Looking deeper into the main reasons for the pension gap, we see that the current inequalities that women face in the workforce contribute to them earning less in their pensions – which results in a higher chance of poverty when they are older. Mercer notes:


  1. The current pensions systems across Europe are tied to a person’s income. Since women already experience a pay gap, this means that when retirement comes, they will be in a lesser position than men financially.
  2. Women at the highest career levels of a company are a rarity. This means that women are often forced to work in supporting roles instead of in senior positions, thus, decreasing their overall income over time which would contribute to their pension plans.
  3. As Mercer reports: “Early on, variation in socialization of boys and girls can contribute to different attitudes towards money and perception of confidence. Even if financial literacy per se is at the same level, the very lack of access to capital or less disposable income can lead to [different outcomes overall].”

But what can be done to solve the Gender Pension Gap?

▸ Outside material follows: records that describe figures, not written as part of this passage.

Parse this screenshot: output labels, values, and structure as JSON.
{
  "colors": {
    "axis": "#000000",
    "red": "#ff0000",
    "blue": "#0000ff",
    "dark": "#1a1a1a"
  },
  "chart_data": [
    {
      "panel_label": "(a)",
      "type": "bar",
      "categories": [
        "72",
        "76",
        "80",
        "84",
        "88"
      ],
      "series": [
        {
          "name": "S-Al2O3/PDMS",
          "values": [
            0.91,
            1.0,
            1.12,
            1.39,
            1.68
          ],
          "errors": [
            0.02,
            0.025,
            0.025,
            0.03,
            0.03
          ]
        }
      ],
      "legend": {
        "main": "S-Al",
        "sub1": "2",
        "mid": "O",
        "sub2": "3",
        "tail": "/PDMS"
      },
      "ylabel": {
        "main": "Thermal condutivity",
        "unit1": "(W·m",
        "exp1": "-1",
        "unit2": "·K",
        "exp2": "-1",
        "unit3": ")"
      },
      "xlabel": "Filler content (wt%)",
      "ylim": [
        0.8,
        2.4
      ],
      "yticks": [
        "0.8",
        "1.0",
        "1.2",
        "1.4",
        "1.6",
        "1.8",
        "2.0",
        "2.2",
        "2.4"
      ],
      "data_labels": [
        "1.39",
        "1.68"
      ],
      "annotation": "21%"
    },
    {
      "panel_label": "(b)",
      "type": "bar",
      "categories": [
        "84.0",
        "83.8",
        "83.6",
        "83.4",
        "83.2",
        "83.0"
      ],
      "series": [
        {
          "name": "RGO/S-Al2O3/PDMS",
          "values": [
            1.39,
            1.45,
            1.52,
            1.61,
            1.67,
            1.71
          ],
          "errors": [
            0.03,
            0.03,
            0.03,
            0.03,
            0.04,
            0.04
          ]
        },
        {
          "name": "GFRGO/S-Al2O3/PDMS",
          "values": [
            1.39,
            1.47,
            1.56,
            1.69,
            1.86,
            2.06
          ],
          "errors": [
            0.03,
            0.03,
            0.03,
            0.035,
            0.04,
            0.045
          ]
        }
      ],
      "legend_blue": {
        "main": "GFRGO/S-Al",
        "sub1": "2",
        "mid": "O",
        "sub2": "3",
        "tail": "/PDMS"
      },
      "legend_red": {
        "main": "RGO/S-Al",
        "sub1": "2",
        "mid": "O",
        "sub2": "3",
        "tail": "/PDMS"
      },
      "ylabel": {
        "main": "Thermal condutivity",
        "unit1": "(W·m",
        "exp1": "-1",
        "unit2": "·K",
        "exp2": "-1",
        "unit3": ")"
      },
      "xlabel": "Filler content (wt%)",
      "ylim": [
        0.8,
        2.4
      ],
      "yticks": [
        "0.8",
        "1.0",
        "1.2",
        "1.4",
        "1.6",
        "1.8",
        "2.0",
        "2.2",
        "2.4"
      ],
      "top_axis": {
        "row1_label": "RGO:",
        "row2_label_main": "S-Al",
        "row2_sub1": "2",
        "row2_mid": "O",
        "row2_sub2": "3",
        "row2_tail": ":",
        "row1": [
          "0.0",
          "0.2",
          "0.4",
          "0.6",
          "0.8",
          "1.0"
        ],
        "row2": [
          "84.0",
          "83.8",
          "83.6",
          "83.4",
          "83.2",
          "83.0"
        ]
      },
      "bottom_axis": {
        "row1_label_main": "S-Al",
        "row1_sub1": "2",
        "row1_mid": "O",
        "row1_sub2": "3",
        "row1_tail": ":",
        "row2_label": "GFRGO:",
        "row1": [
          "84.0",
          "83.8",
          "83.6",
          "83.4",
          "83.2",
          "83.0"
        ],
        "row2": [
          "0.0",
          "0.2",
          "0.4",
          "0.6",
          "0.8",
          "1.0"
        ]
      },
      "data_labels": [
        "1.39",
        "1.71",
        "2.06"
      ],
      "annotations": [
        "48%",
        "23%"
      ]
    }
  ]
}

Governments and companies must both take the lead in eliminating the gender pension gap. The European Commission, Mercer notes, is currently working on policies to decrease and eliminate the gap.


Mercer provides 3 actions that your company can (read: should) implement to fight against the gap.


  1. Work on your company’s gender diversity programs and initiatives. These means incorporating inclusiveness to be more than just a workshop but to ingrain it in the very fabric of the company.
  2. Using a gender lens, reevaluate your benefits plan. This means understanding how the benefits system in your organization is organized and if it is centered on male employees.
  3. Ensure that you and your team are aware of the gap and work to promote education and awareness around it. Education is vital to solving this issue and your company and HR department should be actively and passively educating your workforce how gender inequalities materialize and the harm they do.

At the end of the day, the gender pension gap must be confronted by companies to prevent women from financial insecurity in retirement. The process of eliminating the gap needs a sincere and powerful push to overcome the hurdles already facing women in the workforce.


The benefits of a diverse workforce are well known and include ensuring that your company culture, employee experience, and recruitment strategies provide an inclusive approach to gender from the beginning of the hiring process right up until retirement.